NAMIK KEMAL MEDICAL JOURNAL, no.3, pp.219-225, 2023 (ESCI) identifier


Aim: This study aimed to evaluate mortality risk associated with readily accessible laboratory parameters and underlying conditions in hospitalized older adults. Materials and Methods: This retrospective study included geriatric patients admitted for inpatient care to the internal medicine wards of two major university hospitals in two different regions of Turkey. Data related to the patients were collected by retrospective review of patient charts and electronic records. Survival data were obtained from the Death Reporting System of the Turkish Ministry of Health. Survival after admission at 30 days and 1 year was noted. Results: The study included 1.465 hospitalized older adults with a median age of 74 years, of whom 51% were women.
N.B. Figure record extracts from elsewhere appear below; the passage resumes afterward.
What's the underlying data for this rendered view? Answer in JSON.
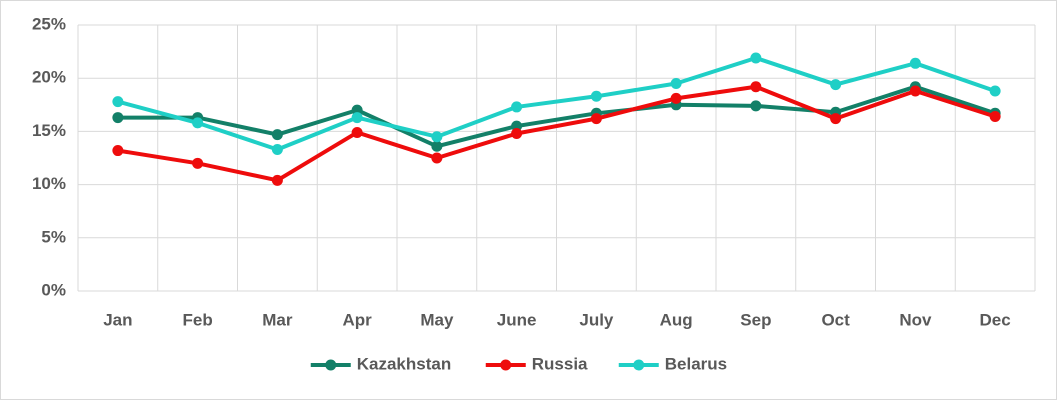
{
  "chart_data": {
    "type": "line",
    "categories": [
      "Jan",
      "Feb",
      "Mar",
      "Apr",
      "May",
      "June",
      "July",
      "Aug",
      "Sep",
      "Oct",
      "Nov",
      "Dec"
    ],
    "series": [
      {
        "name": "Kazakhstan",
        "color": "#138068",
        "values": [
          16.3,
          16.3,
          14.7,
          17.0,
          13.6,
          15.5,
          16.7,
          17.5,
          17.4,
          16.8,
          19.2,
          16.7
        ]
      },
      {
        "name": "Russia",
        "color": "#ee0c0c",
        "values": [
          13.2,
          12.0,
          10.4,
          14.9,
          12.5,
          14.8,
          16.2,
          18.1,
          19.2,
          16.2,
          18.8,
          16.4
        ]
      },
      {
        "name": "Belarus",
        "color": "#1fcfc6",
        "values": [
          17.8,
          15.8,
          13.3,
          16.3,
          14.5,
          17.3,
          18.3,
          19.5,
          21.9,
          19.4,
          21.4,
          18.8
        ]
      }
    ],
    "ylim": [
      0,
      25
    ],
    "yticks": [
      {
        "value": 0,
        "label": "0%"
      },
      {
        "value": 5,
        "label": "5%"
      },
      {
        "value": 10,
        "label": "10%"
      },
      {
        "value": 15,
        "label": "15%"
      },
      {
        "value": 20,
        "label": "20%"
      },
      {
        "value": 25,
        "label": "25%"
      }
    ],
    "grid": true,
    "legend": "bottom"
  }
}
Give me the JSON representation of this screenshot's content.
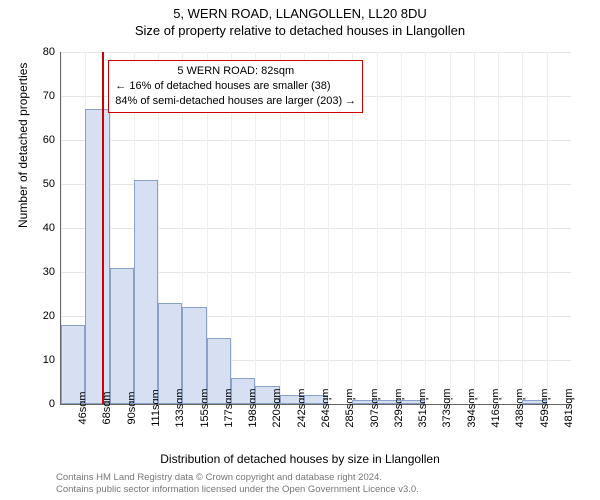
{
  "header": {
    "address": "5, WERN ROAD, LLANGOLLEN, LL20 8DU",
    "subtitle": "Size of property relative to detached houses in Llangollen"
  },
  "chart": {
    "type": "histogram-bar",
    "y_axis_label": "Number of detached properties",
    "x_axis_label": "Distribution of detached houses by size in Llangollen",
    "ylim": [
      0,
      80
    ],
    "ytick_step": 10,
    "background_color": "#ffffff",
    "grid_color_major": "#e5e5e5",
    "grid_color_minor": "#eeeeee",
    "bar_fill": "#d7dff2",
    "bar_stroke": "#8aa0c8",
    "axis_color": "#666666",
    "label_fontsize": 12,
    "tick_fontsize": 11,
    "title_fontsize": 13,
    "x_categories": [
      "46sqm",
      "68sqm",
      "90sqm",
      "111sqm",
      "133sqm",
      "155sqm",
      "177sqm",
      "198sqm",
      "220sqm",
      "242sqm",
      "264sqm",
      "285sqm",
      "307sqm",
      "329sqm",
      "351sqm",
      "373sqm",
      "394sqm",
      "416sqm",
      "438sqm",
      "459sqm",
      "481sqm"
    ],
    "bar_values": [
      18,
      67,
      31,
      51,
      23,
      22,
      15,
      6,
      4,
      2,
      2,
      0,
      1,
      1,
      1,
      0,
      0,
      0,
      0,
      1,
      0
    ],
    "marker": {
      "color": "#cc0000",
      "category_index": 1.7,
      "annot_lines": [
        "5 WERN ROAD: 82sqm",
        "← 16% of detached houses are smaller (38)",
        "84% of semi-detached houses are larger (203) →"
      ]
    }
  },
  "footer": {
    "line1": "Contains HM Land Registry data © Crown copyright and database right 2024.",
    "line2": "Contains public sector information licensed under the Open Government Licence v3.0."
  }
}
Of these patients, 115 (7.8%) died within 30 days and 382 (26.1%) died within 12 months. For 30-day mortality, independent risk factors appeared to be infectious diseases [odds ratio (OR) 2.109, p=0.006], receiving palliative support (OR 5.982, p=0.006), malignancy (OR 2.514, p=0.001), Charlson Comorbidity Index (CCI) (OR 1.219 per unit increase, p<0.001), MPV (OR 1.525 per unit increase, p<0.001), and CRP (OR 1.006 per unit increase, p<0.001). For 12-month mortality, independent risk factors were found to be infectious diseases (OR 1.978, p=0.01), palliative support (OR 6.506, p<0.001), malignancy (OR 2.654, p<0.001), CCI (OR 1.200 per unit increase, p<0.001), and CRP (OR 1.006 per unit increase, p<0.001). Conclusion: The results of this study show that CCI, CRP, and NLR were associated with higher mortality both at 30 days and 12 months. A one-unit increase in MPV was an independent risk factor for 30-day mortality and increased the odds of mortality by 52.5%.